3. **bd-12**: Implement reference scoring algorithm
   - Count text mentions + dependency references
   - Sort collisions by score ascending (fewest refs first)
   - Minimize total updates during renumbering
   - Priority: 1, Type: task

4. **bd-13**: Implement ID remapping with reference updates
   - Allocate new IDs for colliding issues
   - Update text field references with word-boundary regex
   - Update dependency records
   - Build id_mapping for reporting
   - Priority: 1, Type: task

5. **bd-14**: Add --resolve-collisions flag and user reporting
   - Add import flags: --resolve-collisions, --dry-run
   - Display clear report with remappings and counts
   - Default: fail on collision (safe)
   - Priority: 1, Type: task

6. **bd-15**: Write comprehensive collision resolution tests
   - Test cases: simple/multiple collisions, dependencies, text refs
   - Edge cases: partial matches, case sensitivity, triple merges
   - Add to import_test.go and collision_test.go
   - Priority: 1, Type: task

7. **bd-16**: Update documentation for collision resolution
   - Update README.md with collision resolution section
   - Update CLAUDE.md with new workflow
   - Document flags and example scenarios
   - Priority: 1, Type: task

### Additional Issue: Add Design Field Support

**NEW ISSUE**: Add design field to bd update command
- Currently: `bd update` doesn't support --design flag (discovered during work)
- Need: Allow updating design, notes, acceptance_criteria fields
- This would make bd-9's design easier to attach to the issue itself
- Priority: 2, Type: feature

## Current State

- bd-9 is in_progress (claimed)
- bd-10 was successfully created (first child issue)
- bd-11+ creation failed with UNIQUE constraint (collision!)
  - This demonstrates the exact problem we're solving
  - Need to manually create remaining issues with different IDs
  - Or implement collision resolution first! (chicken/egg)
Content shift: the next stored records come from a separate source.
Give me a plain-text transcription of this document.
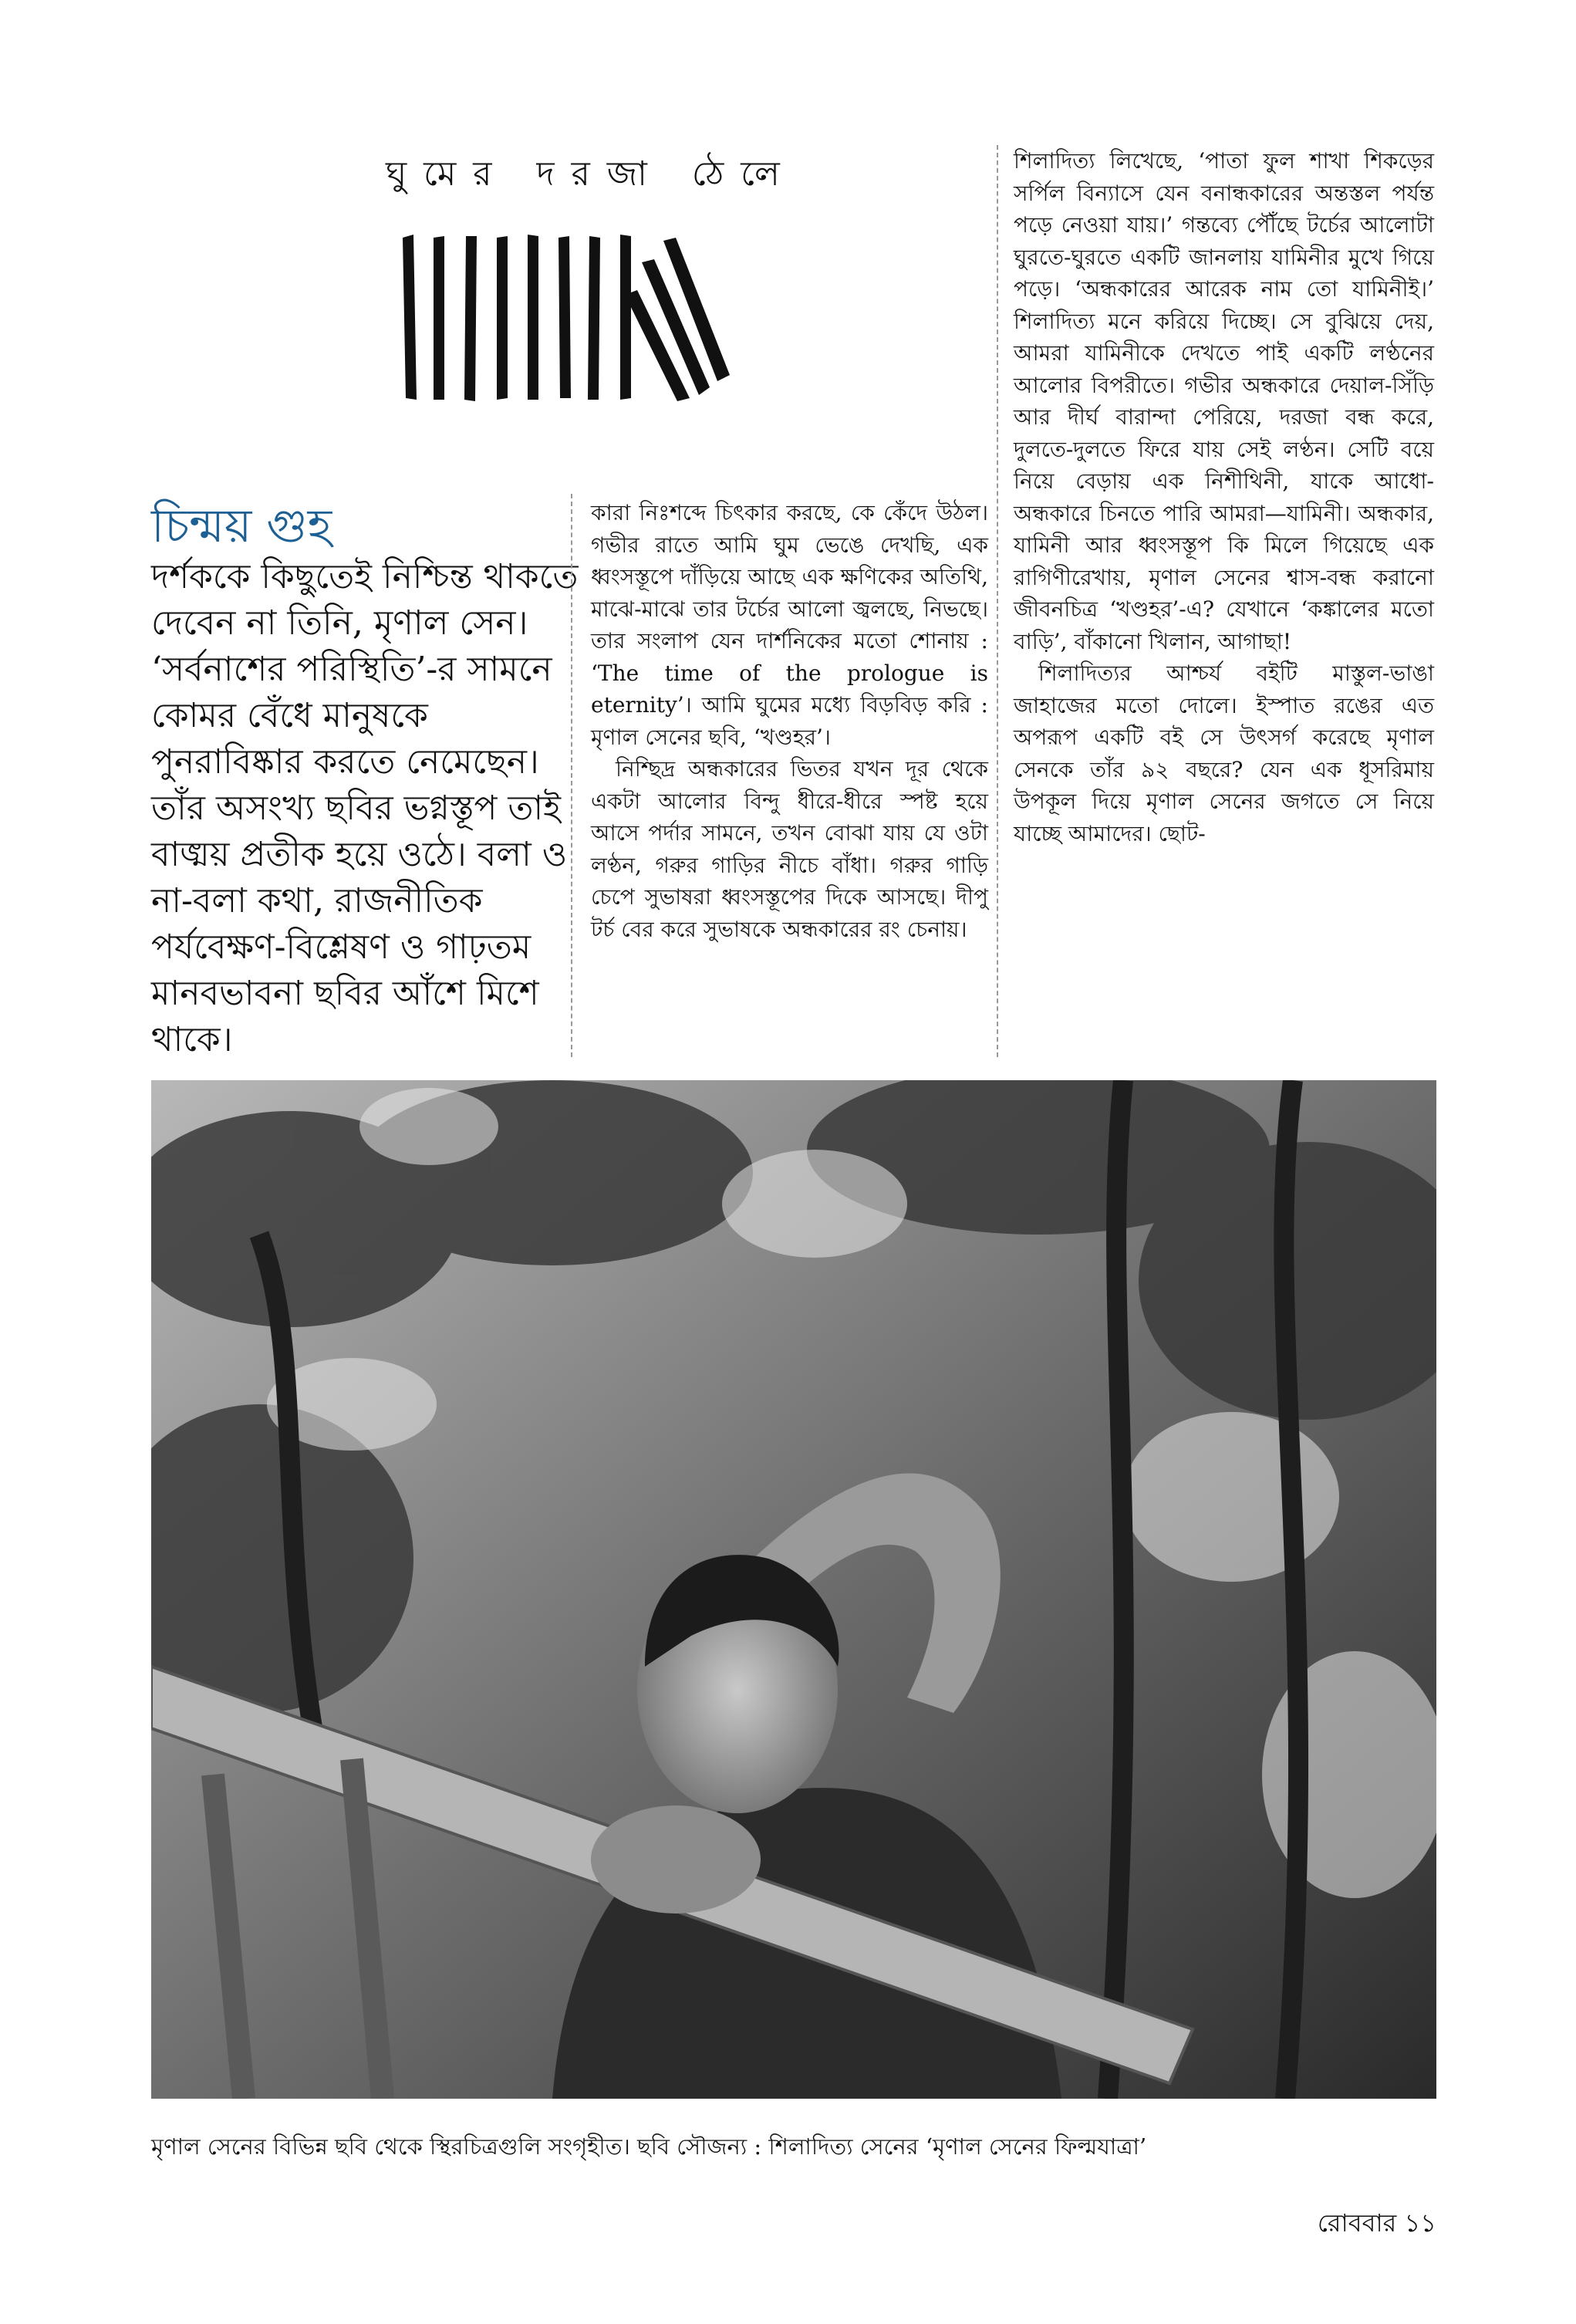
ঘুমের দরজা ঠেলে
চিন্ময় গুহ

দর্শককে কিছুতেই নিশ্চিন্ত থাকতে দেবেন না তিনি, মৃণাল সেন। ‘সর্বনাশের পরিস্থিতি’-র সামনে কোমর বেঁধে মানুষকে পুনরাবিষ্কার করতে নেমেছেন। তাঁর অসংখ্য ছবির ভগ্নস্তূপ তাই বাঙ্ময় প্রতীক হয়ে ওঠে। বলা ও না-বলা কথা, রাজনীতিক পর্যবেক্ষণ-বিশ্লেষণ ও গাঢ়তম মানবভাবনা ছবির আঁশে মিশে থাকে।

কারা নিঃশব্দে চিৎকার করছে, কে কেঁদে উঠল। গভীর রাতে আমি ঘুম ভেঙে দেখছি, এক ধ্বংসস্তূপে দাঁড়িয়ে আছে এক ক্ষণিকের অতিথি, মাঝে-মাঝে তার টর্চের আলো জ্বলছে, নিভছে। তার সংলাপ যেন দার্শনিকের মতো শোনায় : ‘The time of the prologue is eternity’। আমি ঘুমের মধ্যে বিড়বিড় করি : মৃণাল সেনের ছবি, ‘খণ্ডহর’।

নিশ্ছিদ্র অন্ধকারের ভিতর যখন দূর থেকে একটা আলোর বিন্দু ধীরে-ধীরে স্পষ্ট হয়ে আসে পর্দার সামনে, তখন বোঝা যায় যে ওটা লণ্ঠন, গরুর গাড়ির নীচে বাঁধা। গরুর গাড়ি চেপে সুভাষরা ধ্বংসস্তূপের দিকে আসছে। দীপু টর্চ বের করে সুভাষকে অন্ধকারের রং চেনায়।

শিলাদিত্য লিখেছে, ‘পাতা ফুল শাখা শিকড়ের সর্পিল বিন্যাসে যেন বনান্ধকারের অন্তস্তল পর্যন্ত পড়ে নেওয়া যায়।’ গন্তব্যে পৌঁছে টর্চের আলোটা ঘুরতে-ঘুরতে একটি জানলায় যামিনীর মুখে গিয়ে পড়ে। ‘অন্ধকারের আরেক নাম তো যামিনীই।’ শিলাদিত্য মনে করিয়ে দিচ্ছে। সে বুঝিয়ে দেয়, আমরা যামিনীকে দেখতে পাই একটি লণ্ঠনের আলোর বিপরীতে। গভীর অন্ধকারে দেয়াল-সিঁড়ি আর দীর্ঘ বারান্দা পেরিয়ে, দরজা বন্ধ করে, দুলতে-দুলতে ফিরে যায় সেই লণ্ঠন। সেটি বয়ে নিয়ে বেড়ায় এক নিশীথিনী, যাকে আধো-অন্ধকারে চিনতে পারি আমরা—যামিনী। অন্ধকার, যামিনী আর ধ্বংসস্তূপ কি মিলে গিয়েছে এক রাগিণীরেখায়, মৃণাল সেনের শ্বাস-বন্ধ করানো জীবনচিত্র ‘খণ্ডহর’-এ? যেখানে ‘কঙ্কালের মতো বাড়ি’, বাঁকানো খিলান, আগাছা!

শিলাদিত্যর আশ্চর্য বইটি মাস্তুল-ভাঙা জাহাজের মতো দোলে। ইস্পাত রঙের এত অপরূপ একটি বই সে উৎসর্গ করেছে মৃণাল সেনকে তাঁর ৯২ বছরে? যেন এক ধূসরিমায় উপকূল দিয়ে মৃণাল সেনের জগতে সে নিয়ে যাচ্ছে আমাদের। ছোট-

মৃণাল সেনের বিভিন্ন ছবি থেকে স্থিরচিত্রগুলি সংগৃহীত। ছবি সৌজন্য : শিলাদিত্য সেনের ‘মৃণাল সেনের ফিল্মযাত্রা’
রোববার ১১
## Data Structures Involved

- **Issues table**: id, title, description, design, notes, acceptance_criteria, status, priority, issue_type, assignee, estimated_minutes, created_at, updated_at, closed_at
- **Dependencies table**: issue_id, depends_on_id, type, created_at, created_by
- **Text fields with ID references**: description, design, notes, acceptance_criteria (title too?)

## Files to Modify

1. `cmd/bd/export.go` - Add dependency export
2. `cmd/bd/import.go` - Call collision resolution
3. `cmd/bd/collision.go` - NEW FILE - Core algorithm
4. `cmd/bd/collision_test.go` - NEW FILE - Tests
5. `internal/types/types.go` - May need collision report types
6. `README.md` - Documentation
7. `CLAUDE.md` - AI agent workflow docs

## Next Steps

1. ✅ Design complete
2. 🔄 Create child issues (bd-10 created, bd-11+ need different IDs)
3. ⏳ Implement Phase 1: Export enhancement
4. ⏳ Implement Phase 2-7: Core algorithm
5. ⏳ Tests
6. ⏳ Documentation
7. ⏳ Export issues to JSONL before committing

## Meta: Real Collision Encountered!

While creating child issues, we hit the exact problem:
- bd-10 was created successfully
- bd-11, bd-12, bd-13, bd-14, bd-15, bd-16 all failed with "UNIQUE constraint failed"
- This means the DB already has bd-11+ from a previous session/import
- Perfect demonstration of why we need collision resolution!

Resolution: Create remaining child issues manually with explicit IDs after checking what exists.